ÉPOCA - Mas por que você acha que eles enxergam dessa maneira?
Silberstein
- Ciúme é uma das paixões. Imagine que você gosta muito de uma pessoa e se casa com ela. Aí entra a sogra. Ela vê que o filho está apaixonado, que uma pessoa está roubando o filho dela. Mas não é verdade. Também há uma certa frustração por eu não ter seguido o script que eles queriam. No meu caso, resolvi entregar minha vida a Deus.

ÉPOCA - Como você lida com o cilício?
Silberstein -
O cilício aparentemente choca, parece absurdo, medieval. Mas o Opus aproveita uma série de coisas antigas numa realidade nova. Acho que as pessoas não se escandalizam por causa da dor, porque hoje elas se submetem a coisas que provocam dor e que são desagradáveis só para ficar bonitas. O que escandaliza as pessoas é fazer algo desagradável por Deus.

ÉPOCA - Como é seu cotidiano? Com relação a livros e filmes, por exemplo?
Silberstein -
Como qualquer pai de família preocupado com a formação, a Obra tem de se preocupar com que não entre bobagem na cabeça dos filhos. Um numerário não pode ir ao cinema, mas não quer dizer que cinema seja bobagem. A gente assiste a filmes nos centros.

ÉPOCA - Qual foi o último filme que viu?
Silberstein -
Batman! É ótimo.

ÉPOCA - E livros?
Silberstein -
Livro que fala mal da Igreja, que te deixa deprimido, não pode. Nos centros há bibliotecas com bons livros.

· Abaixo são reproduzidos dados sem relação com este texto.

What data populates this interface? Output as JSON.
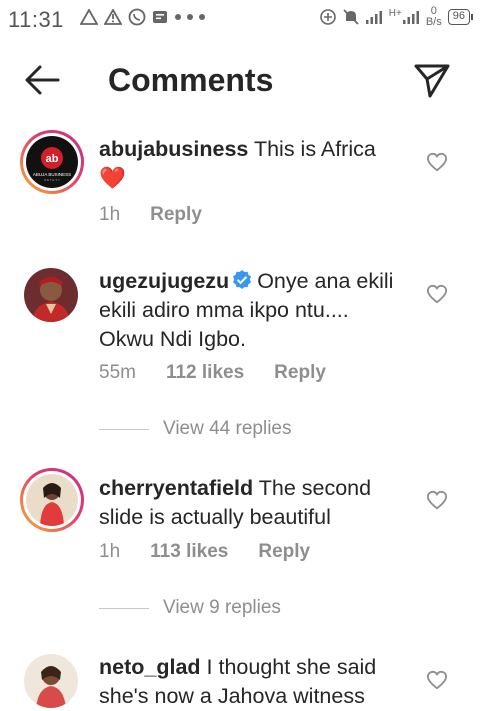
{
  "status_bar": {
    "time": "11:31",
    "network_type": "H+",
    "speed_value": "0",
    "speed_unit": "B/s",
    "battery": "96"
  },
  "header": {
    "title": "Comments"
  },
  "comments": [
    {
      "username": "abujabusiness",
      "text": "This is Africa",
      "emoji": "❤️",
      "time": "1h",
      "likes": "",
      "reply_label": "Reply",
      "view_replies": ""
    },
    {
      "username": "ugezujugezu",
      "verified": true,
      "text": "Onye ana ekili ekili adiro mma ikpo ntu.... Okwu Ndi Igbo.",
      "time": "55m",
      "likes": "112 likes",
      "reply_label": "Reply",
      "view_replies": "View 44 replies"
    },
    {
      "username": "cherryentafield",
      "text": "The second slide is actually beautiful",
      "time": "1h",
      "likes": "113 likes",
      "reply_label": "Reply",
      "view_replies": "View 9 replies"
    },
    {
      "username": "neto_glad",
      "text": "I thought she said she's now a Jahova witness"
    }
  ],
  "avatars": {
    "abujabusiness_logo": "ABUJA BUSINESS",
    "abujabusiness_sub": "N E T  E T Y"
  },
  "colors": {
    "text": "#262626",
    "secondary": "#8e8e8e",
    "verified": "#3897f0",
    "heart": "#ed4956"
  }
}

ÉPOCA - O que está fora não é aconselhável?
Silberstein
- Exatamente.

ÉPOCA - Quais os autores que você sabe que não são bem vistos?
Silberstein -
(José) Saramago, por exemplo. Por que você vai ler uma coisa que fala mal do que você ama?



Os anos sombrios
Depois de mais de uma década na Obra, Thelma Pavesi luta para amarrar os pedaços da vida que deixou para trás

'Eu era uma das melhores da turma no curso de Química, da Unicamp. Namorava há sete anos, pretendia me formar e casar. Fui convidada por uma colega para assistir aulas de doutrina católica. Fui apenas para ser simpática. E continuei freqüentando por causa da insistência da moça que me 'tratava', é assim que eles dizem. Ela era responsável pela 'moça de São Rafael'', como chamam a garota que tem chances de 'apitar', entrar para a Obra. No caso, eu.

Essa pessoa faz um levantamento sobre a sua vida, situação financeira, profissional, amorosa. Ela foi entrando na minha intimidade até perguntar se eu era virgem. Se não fosse, seria um critério para desistirem de mim. Para apitar, eles criam uma crise vocacional. Dizem: 'Deus te chama. E chama só uma vez''.

Chegou a um ponto em que eu não conseguia mais trabalhar, comer, dormir porque Deus esperava a minha resposta. Fui instruída a desmanchar o namoro. Quando finalmente apitei senti alívio porque fiz o que esperavam de mim. No dia seguinte passei por um enorme arrependimento, mas já tinha dado a minha palavra a Deus. Se desistir você é uma traidora, uma Judas, é inferno certo.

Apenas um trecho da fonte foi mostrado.